Model Y RWD (SR): $37,768 USD
Model 3 RWD (SR): $37,124 USD


(Model Y: $76,200 NZD incl 15% sales tax. $66,260 NZD less sales tax. US dollar conversion rate 0.57c = $37,768 USD)
(Model 3: $74,900 NZD incl 15% sales tax. $65,130 NZD less sales tax. US dollar conversion rate 0.57c = $37,124 USD)

(note: NZ dollar briefly fell to USD 55c in past week, which meant for a brief moment there was a Model 3 available for ~$35k USD. The prophecy was fulfilled)

Too late to edit, but an error on my part here. Stupidly, the price above I quoted was from the buyers perspective. Forgot to include the fact that this is the price to the buyer after government funded subsidy, which is $4,900 USD.

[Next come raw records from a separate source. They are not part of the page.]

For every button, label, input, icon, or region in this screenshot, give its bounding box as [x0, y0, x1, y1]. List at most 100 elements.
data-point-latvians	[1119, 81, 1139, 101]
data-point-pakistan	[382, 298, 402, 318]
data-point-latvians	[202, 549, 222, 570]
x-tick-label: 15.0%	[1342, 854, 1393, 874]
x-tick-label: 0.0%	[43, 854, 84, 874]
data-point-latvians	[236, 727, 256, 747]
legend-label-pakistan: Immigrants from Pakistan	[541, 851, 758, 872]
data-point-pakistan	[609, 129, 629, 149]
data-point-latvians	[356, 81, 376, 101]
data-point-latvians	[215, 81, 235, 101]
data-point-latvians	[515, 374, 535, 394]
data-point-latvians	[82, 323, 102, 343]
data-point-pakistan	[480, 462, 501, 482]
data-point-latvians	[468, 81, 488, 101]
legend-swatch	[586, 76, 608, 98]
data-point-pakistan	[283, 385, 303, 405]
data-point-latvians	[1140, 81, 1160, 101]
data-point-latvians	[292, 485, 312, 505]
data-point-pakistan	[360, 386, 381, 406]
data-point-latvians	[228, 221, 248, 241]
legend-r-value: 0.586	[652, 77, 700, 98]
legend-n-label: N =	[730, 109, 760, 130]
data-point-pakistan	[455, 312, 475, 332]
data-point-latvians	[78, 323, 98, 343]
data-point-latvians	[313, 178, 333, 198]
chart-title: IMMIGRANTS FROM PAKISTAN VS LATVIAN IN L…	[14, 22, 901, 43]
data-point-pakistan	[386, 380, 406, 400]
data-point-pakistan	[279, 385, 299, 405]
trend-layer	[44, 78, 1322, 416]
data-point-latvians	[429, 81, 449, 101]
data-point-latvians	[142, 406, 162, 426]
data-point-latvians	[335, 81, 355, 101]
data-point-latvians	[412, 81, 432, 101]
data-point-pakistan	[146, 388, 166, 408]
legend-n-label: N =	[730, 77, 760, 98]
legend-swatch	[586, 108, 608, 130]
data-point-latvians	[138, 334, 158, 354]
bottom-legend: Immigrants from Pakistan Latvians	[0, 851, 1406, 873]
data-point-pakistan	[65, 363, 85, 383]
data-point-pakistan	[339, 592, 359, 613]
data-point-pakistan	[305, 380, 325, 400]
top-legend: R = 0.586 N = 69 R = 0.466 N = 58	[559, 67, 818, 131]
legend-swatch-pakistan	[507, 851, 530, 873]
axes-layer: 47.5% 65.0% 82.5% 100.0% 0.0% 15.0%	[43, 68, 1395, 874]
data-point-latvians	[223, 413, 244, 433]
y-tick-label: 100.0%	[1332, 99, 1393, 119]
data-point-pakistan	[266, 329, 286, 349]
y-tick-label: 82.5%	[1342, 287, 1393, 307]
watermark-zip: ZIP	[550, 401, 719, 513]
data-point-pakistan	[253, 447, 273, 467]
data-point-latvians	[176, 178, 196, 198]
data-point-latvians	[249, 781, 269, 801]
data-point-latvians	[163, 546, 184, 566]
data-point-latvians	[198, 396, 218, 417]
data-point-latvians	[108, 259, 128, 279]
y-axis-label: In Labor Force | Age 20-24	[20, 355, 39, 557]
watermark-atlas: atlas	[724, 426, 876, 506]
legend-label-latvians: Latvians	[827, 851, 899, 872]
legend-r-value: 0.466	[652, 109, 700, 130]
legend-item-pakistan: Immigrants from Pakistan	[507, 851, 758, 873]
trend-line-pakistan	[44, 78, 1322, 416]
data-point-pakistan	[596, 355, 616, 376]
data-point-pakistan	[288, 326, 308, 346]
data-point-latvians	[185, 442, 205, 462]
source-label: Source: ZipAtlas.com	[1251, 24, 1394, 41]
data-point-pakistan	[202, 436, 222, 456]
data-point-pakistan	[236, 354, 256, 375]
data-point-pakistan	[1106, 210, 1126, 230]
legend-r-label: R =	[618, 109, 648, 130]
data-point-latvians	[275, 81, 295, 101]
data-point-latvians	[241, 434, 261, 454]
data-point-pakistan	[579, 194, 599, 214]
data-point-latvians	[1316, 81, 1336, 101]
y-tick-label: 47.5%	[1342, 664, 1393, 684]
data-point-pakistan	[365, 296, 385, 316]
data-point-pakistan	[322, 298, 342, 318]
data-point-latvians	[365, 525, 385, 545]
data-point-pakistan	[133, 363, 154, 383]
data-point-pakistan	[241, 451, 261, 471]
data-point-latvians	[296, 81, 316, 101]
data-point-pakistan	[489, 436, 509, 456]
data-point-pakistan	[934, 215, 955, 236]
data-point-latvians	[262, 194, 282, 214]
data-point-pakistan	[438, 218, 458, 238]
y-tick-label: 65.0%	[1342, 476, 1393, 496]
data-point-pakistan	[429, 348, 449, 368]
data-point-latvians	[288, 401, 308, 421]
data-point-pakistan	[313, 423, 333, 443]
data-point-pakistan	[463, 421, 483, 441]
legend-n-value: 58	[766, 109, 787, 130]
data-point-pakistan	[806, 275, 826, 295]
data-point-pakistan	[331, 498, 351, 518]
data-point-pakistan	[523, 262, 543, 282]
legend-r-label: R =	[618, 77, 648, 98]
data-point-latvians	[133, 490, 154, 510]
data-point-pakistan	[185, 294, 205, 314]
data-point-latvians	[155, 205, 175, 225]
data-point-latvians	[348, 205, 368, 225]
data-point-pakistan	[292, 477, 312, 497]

So the actual money Tesla receives from selling an entry level SR Model 3 & Y in New Zealand is $42k+ USD.

 
Just in regards to importing from another country:

For NZ/AUS -> North America in particular it wouldn’t work easily as its LHD vs RHD models (and also uses a CCS plug). I have no idea how much a conversion to LHD would be, and I suspect that would invalidate warranty. This protects tesla against grey market export impact from those markets. However China itself being LHD (like North America) would be a candidate for acquiring cheaper teslas to export to USA to try and arbitrage the price difference. I have no idea what Tesla has in place to discourage that.

One other thing to remember is the prices I gave for New Zealand were with sales tax removed to show the amount that tesla receives, one would need to pay that sales tax of course to acquire the vehicle for export. So the price is closer to $44k USD, and then their is the delivery fee locally, plus the cost to export it to USA.

Also I am talking about the SR model here - so its not apples to apples Vs the LR USA model Y.
I just realized the New Zealand 3/Y SR are coming from Shanghai and probably use an LFP pack, so a pretax base price of $42k for a 3 is actually not that crazy since Tesla probably saves like $2k on the battery.
 
... and now for something completely different.
Apologies for not perpetuating geopolitics, Twitter, and other discussions, but the NASDAQ ticker has developed prescience. This matters. Even if I don't agree with it's number, providing an Unchanged SP for a future date is still pretty amazing, isn't it?

Is this proof that we ARE living in a simulation? :rolleyes:

1664891627819.png

I've been seeing this sort of anomaly pop up often during the day for the past few months and finally took the time to capture it.